The closest I can manage is that it only makes things worse. It chooses to view only one side of the issue, and ignores the transformative potential we have as individuals and as a species. We have the ability to make things worse, but we also have the ability to make things better, and bearable, and possibly even worth living for. Though to do the former is much easier. But the moment when two people really connect and realize that they care about each other, or the joy of making a discovery after months of research, is also true, and it is these small and tender moments that make everything okay (for at least a second). The attempt to be kind to one another, and to genuinely do things for the betterment of being, does make things better. As I mentioned, the horror of being can never be eliminated, but we can at least do our best to balance it out. To reach out to a friend in need is an act of beauty. To make oneself capable of doing such a thing is an act of beauty. To treat animals humanely is an act of beauty. The attempt to understand, instead of dominate, others is what will get us through our lives, and advance the species, and better being. And that is worth living for, I think.

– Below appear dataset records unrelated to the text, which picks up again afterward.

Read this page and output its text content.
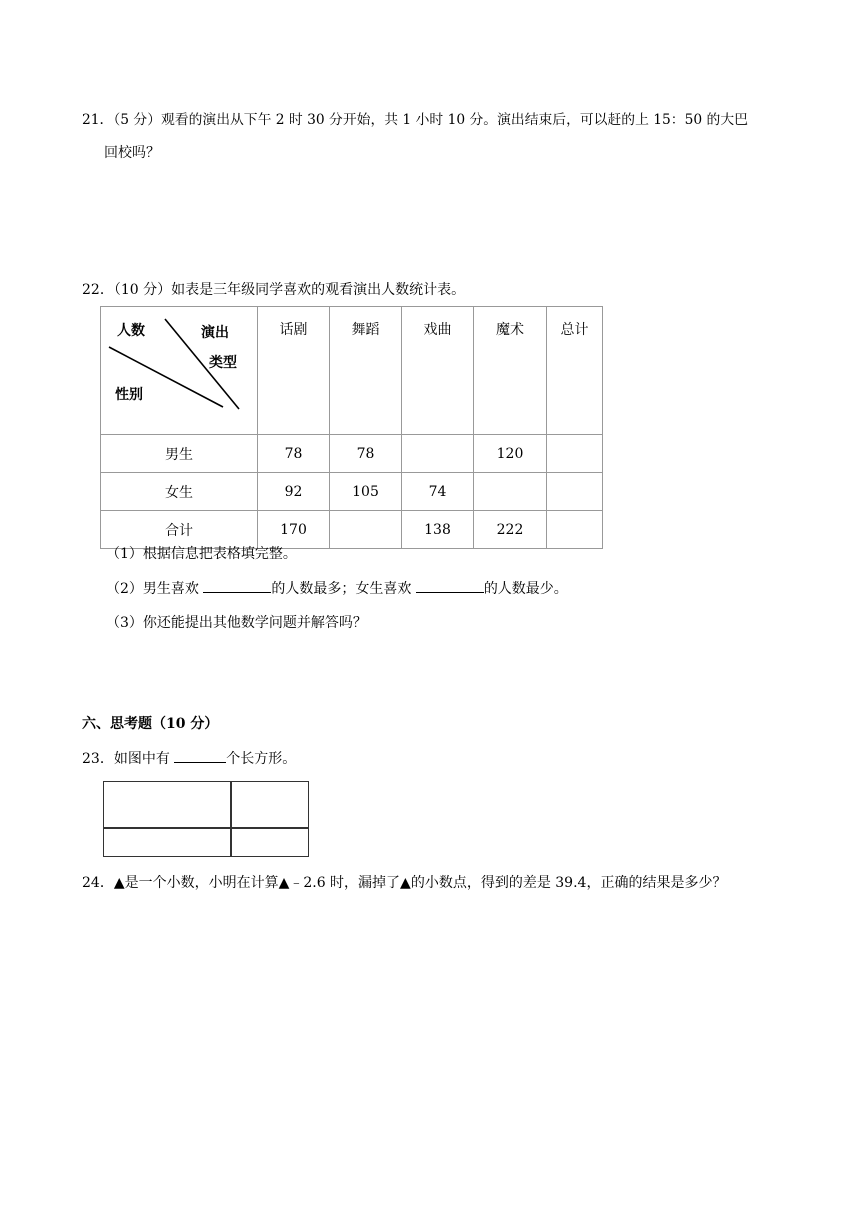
21．（5 分）观看的演出从下午 2 时 30 分开始，共 1 小时 10 分。演出结束后，可以赶的上 15：50 的大巴
回校吗？
22．（10 分）如表是三年级同学喜欢的观看演出人数统计表。
人数 演出
类型
性别	话剧	舞蹈	戏曲	魔术	总计
男生	78	78		120	
女生	92	105	74		
合计	170		138	222	
（1）根据信息把表格填完整。
（2）男生喜欢	的人数最多；女生喜欢	的人数最少。
（3）你还能提出其他数学问题并解答吗？
六、思考题（10 分）
23．如图中有	个长方形。
24．▲是一个小数，小明在计算▲﹣2.6 时，漏掉了▲的小数点，得到的差是 39.4，正确的结果是多少？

In the last section of Liber Novus, Philemon, a magician and recurring character, encounters Jesus in the form of a blue shade. This is how the book ends. I will end here as well, since I have clearly run out of things to say.

Philemon answered, "Recognize, Oh master and beloved, that your nature is also of the serpent. Were you not raised on the tree like the serpent? Have you laid aside your body, like the serpent its skin? Have you not practiced the healing arts, like the serpent? Did you not go to Hell before your ascent? And did you not see your brother there, who was shut away in the abyss?"

Then the shade said, "You speak the truth. You are not lying. Even so, do you know what I bring you?"

"This I know not," Philemon answered. "I know only one thing, that whoever hosts the worm also needs his brother. What do you bring me, my beautiful guest? Lamentation and abomination were the gift of the worm. What will you give us?"

The shade answered, "I will bring you the beauty of suffering. That is needed by whoever hosts the worm."